Zur deutschen Version wechseln

Privacy Policy

Last Updated: November 19, 2025

1. Controller

The controller responsible for data processing on this website is:

pi-optimal UG (limited liability)
Unter den Linden 15
72762 Reutlingen
Germany

Managing Director: Jochen Luithardt
Commercial Register: Stuttgart District Court HRB 797217
VAT ID: DE451632183
Email: hello@pi-optimal.com

Data Protection Officer: No data protection officer has been appointed as the legal requirements for this do not apply (fewer than 20 employees regularly engaged in data processing).

Website: This privacy policy applies to pi-optimal.com (company website)
Product Website: pi-automate.com (separate privacy policy applies)

2. General Information on Data Processing

The protection of your personal data is very important to us. We process your data exclusively on the basis of legal provisions (GDPR, BDSG, TTDSG). This privacy policy informs you about the most important aspects of data processing within the scope of our website.

Personal Data

Personal data is all information relating to an identified or identifiable natural person (Art. 4 No. 1 GDPR). This includes in particular name, email address, and IP address.

Purpose of This Privacy Policy

This privacy policy informs you about the type, scope, and purpose of the processing of personal data within our online offering and the associated websites, functions, and content (hereinafter collectively referred to as "online offering" or "website").

About This Website

This website (pi-optimal.com) serves as our company information site, providing information about pi-optimal UG, our team, and our product pi-automate. This is a purely informational website without user accounts, forms, or interactive features beyond email contact.

Scope

This privacy policy applies to the company website pi-optimal.com. For our product website pi-automate.com, a separate privacy policy applies which you can find at https://pi-automate.com/privacy.

3. Hosting and Technical Infrastructure

3.1 Microsoft Azure Hosting

Our website is hosted on Microsoft Azure servers.

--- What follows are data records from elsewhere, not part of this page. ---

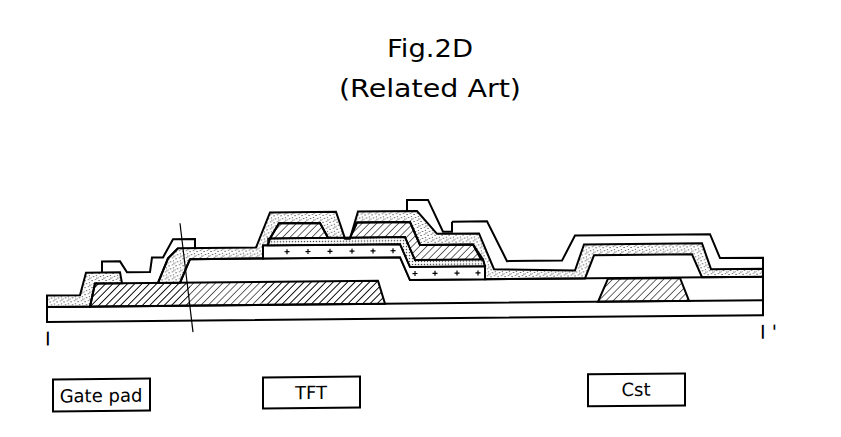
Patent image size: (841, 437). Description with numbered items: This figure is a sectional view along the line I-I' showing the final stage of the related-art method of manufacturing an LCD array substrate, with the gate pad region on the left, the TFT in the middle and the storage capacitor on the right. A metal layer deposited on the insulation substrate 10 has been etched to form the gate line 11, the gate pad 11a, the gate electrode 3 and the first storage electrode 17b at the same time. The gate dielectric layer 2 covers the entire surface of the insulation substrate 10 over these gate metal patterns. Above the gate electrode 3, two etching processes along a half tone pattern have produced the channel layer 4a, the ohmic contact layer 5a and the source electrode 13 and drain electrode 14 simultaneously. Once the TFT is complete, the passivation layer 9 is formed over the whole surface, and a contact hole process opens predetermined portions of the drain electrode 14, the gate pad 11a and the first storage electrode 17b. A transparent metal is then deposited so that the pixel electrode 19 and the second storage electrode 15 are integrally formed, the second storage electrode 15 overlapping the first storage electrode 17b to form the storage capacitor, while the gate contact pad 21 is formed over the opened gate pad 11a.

The gate dielectric layer 2 is at (492, 295).
The gate electrode 3 is at (337, 287).
The channel layer 4a is at (321, 253).
The ohmic contact layer 5a is at (303, 263).
The passivation layer 9 is at (410, 209).
The insulation substrate 10 is at (730, 317).
The gate line 11 is at (233, 302).
The gate pad 11a is at (140, 302).
The source electrode 13 is at (288, 230).
The drain electrode 14 is at (379, 229).
The second storage electrode 15 is at (646, 249).
The first storage electrode 17b is at (656, 306).
The pixel electrode 19 is at (740, 268).
The gate contact pad 21 is at (114, 272).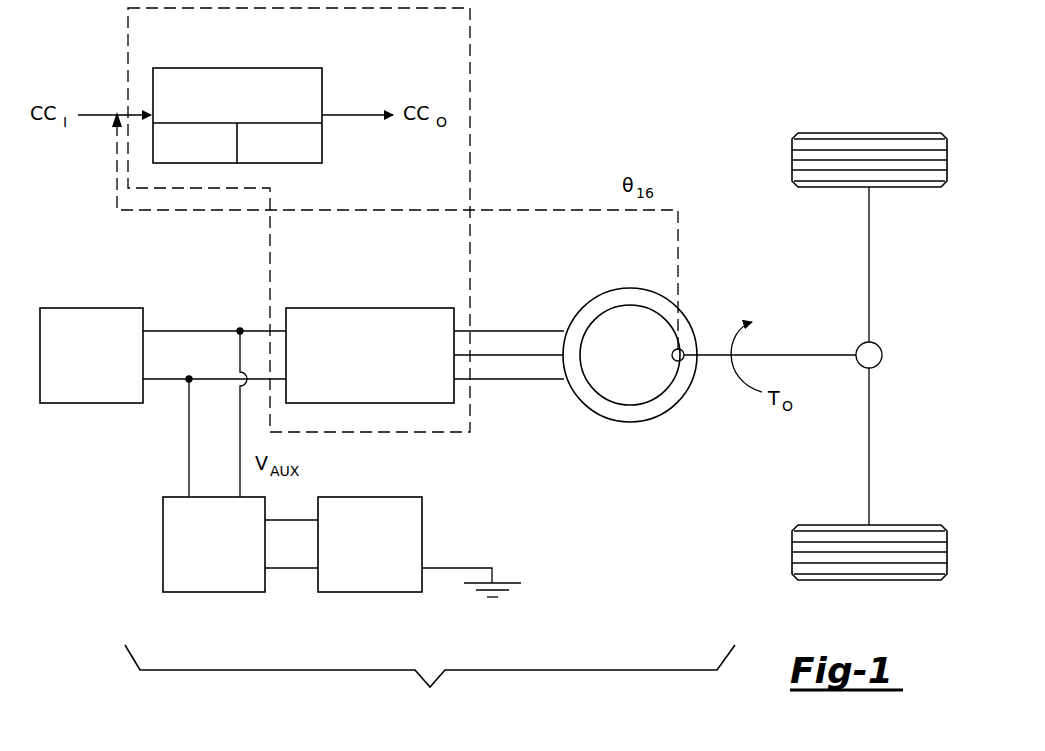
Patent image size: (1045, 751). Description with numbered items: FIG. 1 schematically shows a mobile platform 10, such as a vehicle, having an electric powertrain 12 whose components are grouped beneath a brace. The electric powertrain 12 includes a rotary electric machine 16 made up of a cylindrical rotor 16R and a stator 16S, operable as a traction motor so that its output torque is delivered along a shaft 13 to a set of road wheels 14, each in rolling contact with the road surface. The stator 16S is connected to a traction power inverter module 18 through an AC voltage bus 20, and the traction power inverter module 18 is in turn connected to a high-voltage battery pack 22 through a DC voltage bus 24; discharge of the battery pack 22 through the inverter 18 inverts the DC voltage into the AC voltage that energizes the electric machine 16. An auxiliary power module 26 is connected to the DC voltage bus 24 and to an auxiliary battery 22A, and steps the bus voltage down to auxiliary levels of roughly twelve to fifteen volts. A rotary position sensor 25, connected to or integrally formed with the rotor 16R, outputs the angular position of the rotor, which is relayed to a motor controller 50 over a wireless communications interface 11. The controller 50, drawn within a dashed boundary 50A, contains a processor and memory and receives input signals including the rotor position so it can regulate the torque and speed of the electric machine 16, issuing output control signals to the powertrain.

The mobile platform 10 is at (746, 58).
The wireless communications interface 11 is at (546, 172).
The electric powertrain 12 is at (430, 681).
The output shaft / drive axle 13 is at (803, 355).
The road wheels 14 is at (870, 133).
The rotary electric machine 16 is at (600, 438).
The rotor 16R is at (631, 405).
The stator 16S is at (688, 335).
The traction power inverter module 18 is at (372, 308).
The AC voltage bus 20 is at (548, 401).
The high-voltage battery pack 22 is at (88, 403).
The auxiliary battery 22A is at (368, 592).
The DC voltage bus 24 is at (176, 290).
The rotary position sensor 25 is at (698, 362).
The auxiliary power module 26 is at (212, 592).
The motor controller 50 is at (240, 68).
The controller boundary / control system 50A is at (470, 85).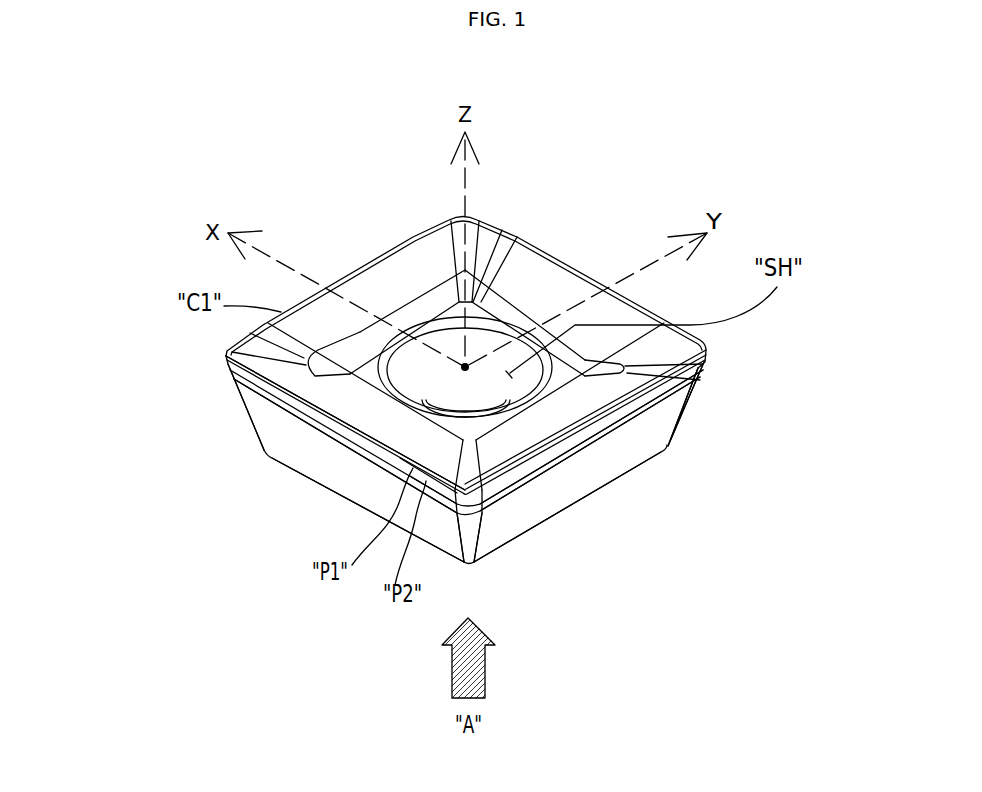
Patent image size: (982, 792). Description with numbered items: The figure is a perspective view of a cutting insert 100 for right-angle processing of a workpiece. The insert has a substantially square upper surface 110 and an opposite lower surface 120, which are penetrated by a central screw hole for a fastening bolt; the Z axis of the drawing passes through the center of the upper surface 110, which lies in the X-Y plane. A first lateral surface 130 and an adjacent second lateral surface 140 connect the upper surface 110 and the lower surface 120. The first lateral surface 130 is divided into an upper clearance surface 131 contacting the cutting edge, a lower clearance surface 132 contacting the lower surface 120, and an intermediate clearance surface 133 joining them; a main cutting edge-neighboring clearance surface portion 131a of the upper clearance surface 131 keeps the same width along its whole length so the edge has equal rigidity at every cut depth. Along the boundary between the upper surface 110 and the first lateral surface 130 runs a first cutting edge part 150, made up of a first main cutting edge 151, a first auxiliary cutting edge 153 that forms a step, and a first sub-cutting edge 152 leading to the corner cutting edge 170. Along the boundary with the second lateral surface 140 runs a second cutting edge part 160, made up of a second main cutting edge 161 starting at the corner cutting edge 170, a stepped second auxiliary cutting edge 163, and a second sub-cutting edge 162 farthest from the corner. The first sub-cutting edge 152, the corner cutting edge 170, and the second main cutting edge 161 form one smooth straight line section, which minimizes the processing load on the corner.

The cutting insert 100 is at (597, 196).
The upper surface 110 is at (401, 262).
The lower surface 120 is at (262, 470).
The first lateral surface 130 is at (334, 478).
The main cutting edge-neighboring clearance surface portion 131a is at (376, 438).
The upper clearance surface 131 is at (285, 400).
The lower clearance surface 132 is at (272, 437).
The intermediate clearance surface 133 is at (317, 428).
The second lateral surface 140 is at (595, 482).
The first cutting edge part 150 is at (239, 384).
The first main cutting edge 151 is at (243, 401).
The first sub-cutting edge 152 is at (429, 487).
The first auxiliary cutting edge 153 is at (409, 476).
The second cutting edge part 160 is at (622, 430).
The second main cutting edge 161 is at (548, 468).
The second sub-cutting edge 162 is at (688, 386).
The second auxiliary cutting edge 163 is at (683, 421).
The corner cutting edge 170 is at (472, 527).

The provider is Microsoft Corporation, One Microsoft Way, Redmond, WA 98052-6399, USA (hereinafter "Azure").

Server Locations:

Azure West Europe (Netherlands)
Azure Germany West Central
All servers are located within the European Union

Processed Data:

IP address of the accessing computer
Date and time of the request
Time zone difference to Greenwich Mean Time (GMT)
Content of the request (specific page)
Access status/HTTP status code
Amount of data transferred in each case
Website from which the request comes (referrer)
Browser and operating system

Purpose: The processing is necessary to provide the website, ensure system security, and defend against attacks.

Legal Basis: Art. 6(1)(f) GDPR (legitimate interest in providing and securely operating our website).

Storage Duration: Server log files are stored for a maximum of 90 days and then automatically deleted.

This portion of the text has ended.